Wednesday, July 5, 2023

Did Earth Just Experience Its Two Hottest Days In 125,000 Years? We Break Down The News And Hype

 UPDATE

That supposed world record high temperature set on July 4 was tied on Wednesday and broken on Thursday. 

According to the Associated Press, the estimated worldwide average temperature Thursday was 63 degrees.

Few climatologist will be surprised if Thursday's new record is exceeded within days, or at least sometime this summer. 

PREVIOUS DISCUSSION

At least by one measure, the world as a whole experienced its hottest day since at least 1979. 

By some estimates, it might have been the hottest two days in 125,000 years, but that's speculation. 

Here's what happened, as explained by the Washington Post:

"Tuesday's global average temperature was calculated by a model that uses data from weather stations, ships, ocean buoys and satellites, Paulo Ceppi, a climate scientist at London's Grantham Institute. The modeling system has been used to estimate daily average  temperatures starting in 1979."

So, if the model is supremely accurate, we know that July 4 was the Earth's hottest day since 1979, with a worldwide average temperature for the day of 62.92 degrees F.

The previous world record high was 62.62 degrees set on Monday. Yes, the day before yesterday. 

We also know the world has been warming since we got into the Industrial Age more than 100 years ago, and the pace of warming has increased in the past several decades. That increases the chances that you have to go back tens of thousands of centuries to get a warmer global day than Tuesday. But it's not a slam dunk fact.

Still, the news is disturbing as it's yet another example of a firehose of data that all suggests that the world is warming fast. 

It's coming into stark relief now because El Nino has started. El Nino tends to warm the Earth's climate. Before Monday, the world's hottest day was on August 14, 2016, with a reading of 62.46 degrees. That record was set smack dab in the middle of the last El Nino cycle we had. 

 El Nino working in concert with climate change is helping to cause all kinds of warm records - big and small - to break. It wouldn't surprise me if the world's hottest temperature record is broken again either today, or in coming days or weeks. 

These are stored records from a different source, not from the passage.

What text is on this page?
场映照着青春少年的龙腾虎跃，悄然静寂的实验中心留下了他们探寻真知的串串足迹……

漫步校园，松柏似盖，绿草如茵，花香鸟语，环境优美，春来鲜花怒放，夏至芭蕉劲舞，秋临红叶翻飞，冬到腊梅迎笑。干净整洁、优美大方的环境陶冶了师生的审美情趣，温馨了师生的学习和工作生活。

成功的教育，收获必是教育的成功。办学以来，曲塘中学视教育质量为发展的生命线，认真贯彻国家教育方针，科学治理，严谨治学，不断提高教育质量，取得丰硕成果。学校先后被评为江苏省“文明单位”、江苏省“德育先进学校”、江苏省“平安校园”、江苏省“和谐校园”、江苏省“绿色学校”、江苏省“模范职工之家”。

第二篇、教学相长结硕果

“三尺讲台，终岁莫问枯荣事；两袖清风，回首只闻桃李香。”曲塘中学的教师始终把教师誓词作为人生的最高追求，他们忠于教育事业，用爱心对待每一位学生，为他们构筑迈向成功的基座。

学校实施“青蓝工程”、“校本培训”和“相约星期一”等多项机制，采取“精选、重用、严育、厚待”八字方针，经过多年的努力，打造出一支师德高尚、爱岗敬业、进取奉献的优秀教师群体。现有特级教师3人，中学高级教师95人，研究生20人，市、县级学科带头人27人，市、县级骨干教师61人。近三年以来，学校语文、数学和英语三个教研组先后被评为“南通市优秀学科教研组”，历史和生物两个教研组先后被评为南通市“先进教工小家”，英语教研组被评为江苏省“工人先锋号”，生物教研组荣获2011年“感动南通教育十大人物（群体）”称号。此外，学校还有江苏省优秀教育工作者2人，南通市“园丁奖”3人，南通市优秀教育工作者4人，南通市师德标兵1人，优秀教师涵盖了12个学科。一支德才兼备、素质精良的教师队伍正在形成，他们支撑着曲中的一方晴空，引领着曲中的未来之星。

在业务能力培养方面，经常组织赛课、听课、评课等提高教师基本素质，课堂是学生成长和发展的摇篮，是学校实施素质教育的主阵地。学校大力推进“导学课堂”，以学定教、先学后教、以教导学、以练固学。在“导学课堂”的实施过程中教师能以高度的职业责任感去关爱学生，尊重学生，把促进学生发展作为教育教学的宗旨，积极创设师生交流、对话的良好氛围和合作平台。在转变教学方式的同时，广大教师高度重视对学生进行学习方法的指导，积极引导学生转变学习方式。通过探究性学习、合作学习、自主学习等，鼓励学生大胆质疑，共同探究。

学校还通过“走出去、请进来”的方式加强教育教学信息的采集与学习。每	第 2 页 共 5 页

Early evidence suggests that June globally was the hottest on record, at least according to European computer model data called ERA-5.

More complete data on the world's climate in June will be available by mid-month. 

HEAT WAVES

We do know there are some pretty intense heat waves going on in different places in the world right now.  (Yeah, it's hot herein Vermont, too, but so far the current heat wave isn't quite breaking any records). 

Way up in the tippy top northwest corner of Canada, along the shores of the Arctic Ocean, in Inuvik, it was 91 degrees, breaking their all time record high of 90, set just last year. Bit of a trend there, huh?

We also have what is surely bad news regarding those wildfires in Quebec, and the smoke that keeps blowing across the border into Vermont and much of the rest of the United States. It was in the low to mid 90s in most of the province yesterday. 

The northern edge of Quebec is so far north that it's basically in the Arctic. In the delightfully spelled town of Kuujjuaq, Quebec, (pronounced "KOO-ju-ack") the normal high temperature in July is just 60 degrees. Yesterday, they set their record for  all time hottest temperature with a whopping 94 degrees. 

Rivierre Aux Feulles, Quebec, in the far northwest corner of the province hit an all-time record high of 90 degrees.

In Argentina, where it's winter, temperatures have been well into the 80s this week. In Antarctica (also winter!) temperatures along large swaths of the coastlines were above freezing this week, interfering with the normal production of sea ice.

TIPPING POINT?

With the latest news recited above, and the fact that the world's oceans, especially the North Atlantic, are at record warm levels, and global sea ice is at near record lows, some people are talking about a climate tipping point. 

A tipping point is the idea that gradually increasing warmth in the Earth's climate reach a threshold where suddenly large, irreversible catastrophic changes occur. 

I'm seeing some rather panicked posts on line about how a tipping point might be underway, introducing a new and even much more dangerous phase to climate change.

Like this quote from Inside Climate News, usually a fairly reputable publication, but not in this case:

"June, 2023 may be remembered as the start of a big change in the climate system, with many key global indicators flashing red warning lights amid signs that some systems are tipping toward a new state from which they may not recover."

In general though, sober minds are putting the current spate of records in perspective. 

Michael Mann, one of the world's leading climate change experts, tweeted the following, which to me makes a ton of sense:

"The current weather extremes really don't indicate any tipping point behavior. They are consistent with steady human-caused warming plus El Nino. The truth is bad enough."

And so it goes.

While El Nino is super charging an atmosphere already amped up by climate change, remember, we were seeing a lot of weird stuff in the past three years when we were in the supposedly calmer La Nina phase. 

Climate, and individual weather events are just getting more extreme and weirder. We're noticing it more now. Perhaps because what we thought of as weird weather a few decades ago is now commonplace. 

Which isn't really a comforting thought.